From Fuzzy Logic to Extended Fuzzy Logic--The Concept of F-validity and the Impossibility Principle
Lotfi A. Zadeh
In fuzzy logic everything is or is allowed to be graduated, that is, be a matter of degree or, equivalently, fuzzy. Furthermore, in fuzzy logic everything is or is allowed to be granulated, with a granule being a clump of attribute values drawn together by indistinguishability, equivalence, similarity, proximity, or functionality.
The centerpiece of fuzzy logic is the concept of a generalized constraint (Zadeh 1986, 2006). The set of all generalized constraints together with the rules governing combination, projection, qualification, propagation and counterpropagation, constitute the Generalized Constraint Language (GCL). The concept of a generalized constraint provides a basis for NL-Computation, that is, computation with information described in natural language. A prerequisite to computation with information described in natural language is precisiation of meaning. In NL-Computation, a proposition is precisiated through translation into GCL.
One of the important rationales for the use of fuzzy logic is what may be called the fuzzy logic gambit. More specifically, if there is a tolerance for imprecision, precisely defined information is imprecisiated in value through translation into natural language, followed by precisiation of meaning through translation into GCL. What is gained is reduction in cost. This idea is employed in many applications of fuzzy logic.

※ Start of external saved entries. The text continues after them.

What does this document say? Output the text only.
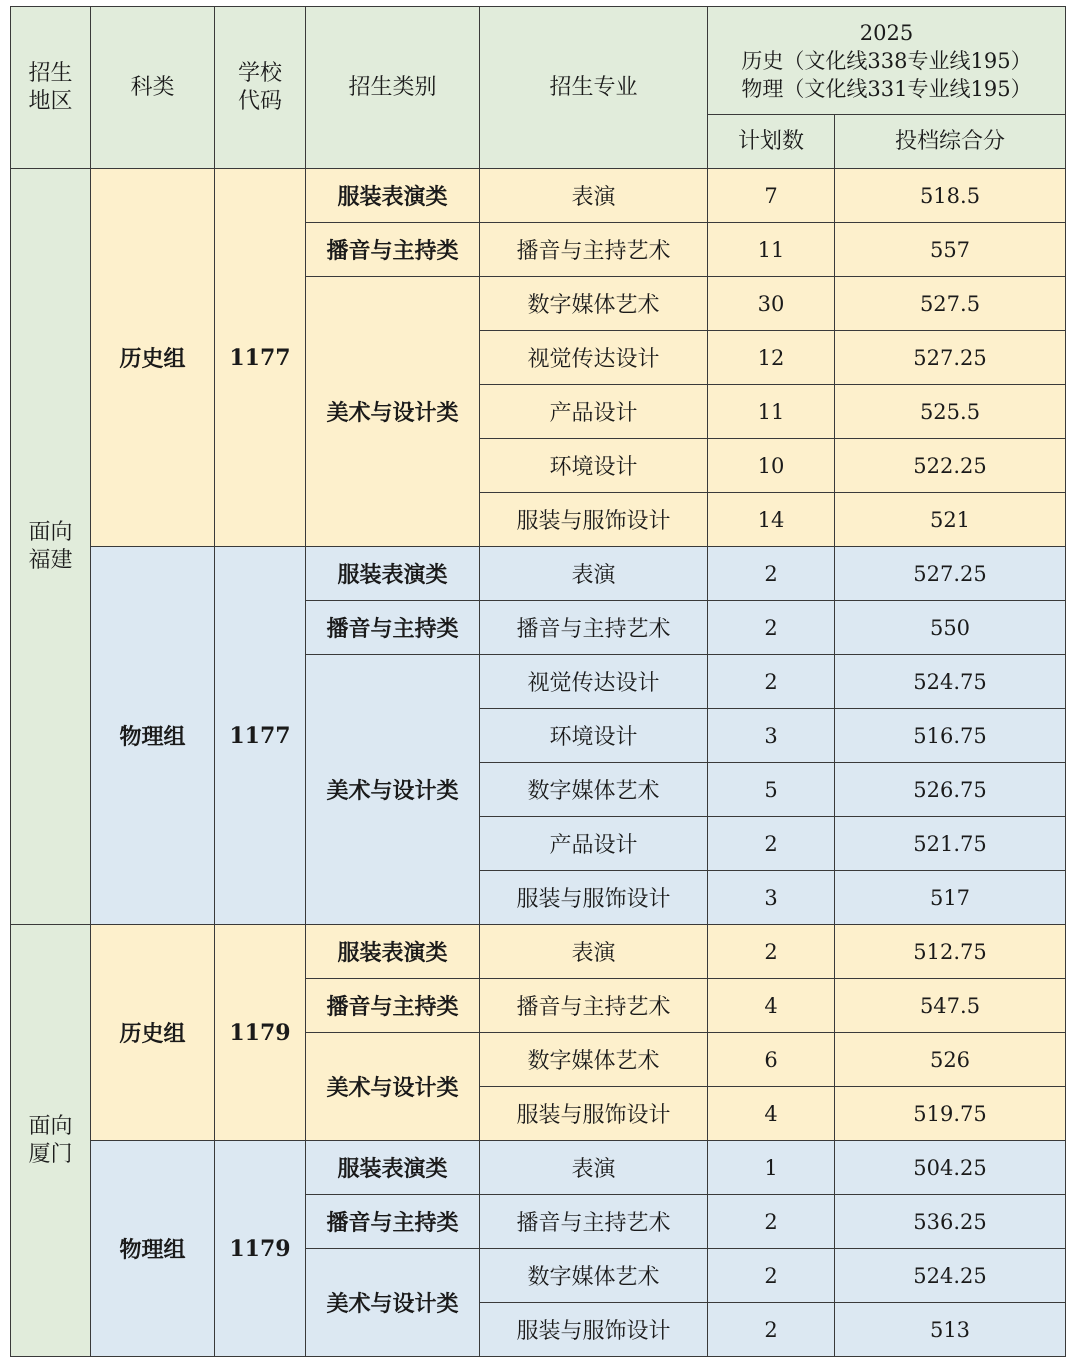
招生地区	科类	学校代码	招生类别	招生专业	2025
历史（文化线338专业线195）
物理（文化线331专业线195）	

					计划数	投档综合分
面向福建	历史组	1177	服装表演类	表演	7	518.5
			播音与主持类	播音与主持艺术	11	557
			美术与设计类	数字媒体艺术	30	527.5
				视觉传达设计	12	527.25
				产品设计	11	525.5
				环境设计	10	522.25
				服装与服饰设计	14	521
	物理组	1177	服装表演类	表演	2	527.25
			播音与主持类	播音与主持艺术	2	550
			美术与设计类	视觉传达设计	2	524.75
				环境设计	3	516.75
				数字媒体艺术	5	526.75
				产品设计	2	521.75
				服装与服饰设计	3	517
面向厦门	历史组	1179	服装表演类	表演	2	512.75
			播音与主持类	播音与主持艺术	4	547.5
			美术与设计类	数字媒体艺术	6	526
				服装与服饰设计	4	519.75
	物理组	1179	服装表演类	表演	1	504.25
			播音与主持类	播音与主持艺术	2	536.25
			美术与设计类	数字媒体艺术	2	524.25
				服装与服饰设计	2	513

Over the years, fuzzy logic has been enriched through introduction of a long list of concepts, ideas, and techniques. The concepts of extended fuzzy logic, FL+, and f-validity which are sketched in the following represent a more radical development. In essence, extended fuzzy logic may be viewed as an attempt at legitimizing the concept of fuzzy theorem (Zadeh 1975) and fuzzy validity. In large measure, the move from fuzzy logic, FL, to extended fuzzy logic, FL+, is a move into as yet uncharted territory. For example: I hail a cab and ask the driver to take me to address A: (a) the shortest way; and (b) the fastest way. In both cases, the driver will use his/her experience to choose a route. Clearly, (a) has a provably valid solution--a solution which a GPS system could suggest to the driver. By contrast, (b) does not have a provably valid solution, and no GPS system could suggest one. The route followed by the driver has a validity based on experience, call it f-validity. A provably valid solution, call it p-valid solution, does not exist. A problem is p-valid or f-valid depending on whether it has a p-valid or f-valid solution. In this sense, (a) is p-valid and (b) is f-valid.
To clarify the meaning of f-validity and p-validity, consider a primitive world in which figures are drawn with a spray can, with no ruler or compass available. In this world, we can envisage a fuzzified version of Euclidean geometry, call it f-geometry. In f-geometry, we have f-points, f-lines, f-triangles, f-circles, f-parallel f-lines, etc. A simple example of an f-theorem in f-geometry is: f-medians of f-triangle are f-concurrent. This f-theorem can be f-proved by fuzzification of the familiar proof of the crisp version of the theorem. It should be noted that the concept of f-validity is distinct from Polya's concept of plausibility.
A conclusion which is of key importance is that there are no crisp theorems in f-geometry. This conclusion is an instance of what may be called the impossibility principle. The impossibility principle is an f-principle in the sense that it may have f-validity but can neither be proved nor disproved. Informally, the impossibility principle may be expressed as: in an environment of imprecision, uncertainty, incompleteness of information, conflicting goals, and partiality of truth, p-validity is not, in general, an achievable objective.
In many realms of science and human thought, especially in economics, decision analysis, linguistics, psychology, and legal reasoning, progress has been driven by a quest for p-validity.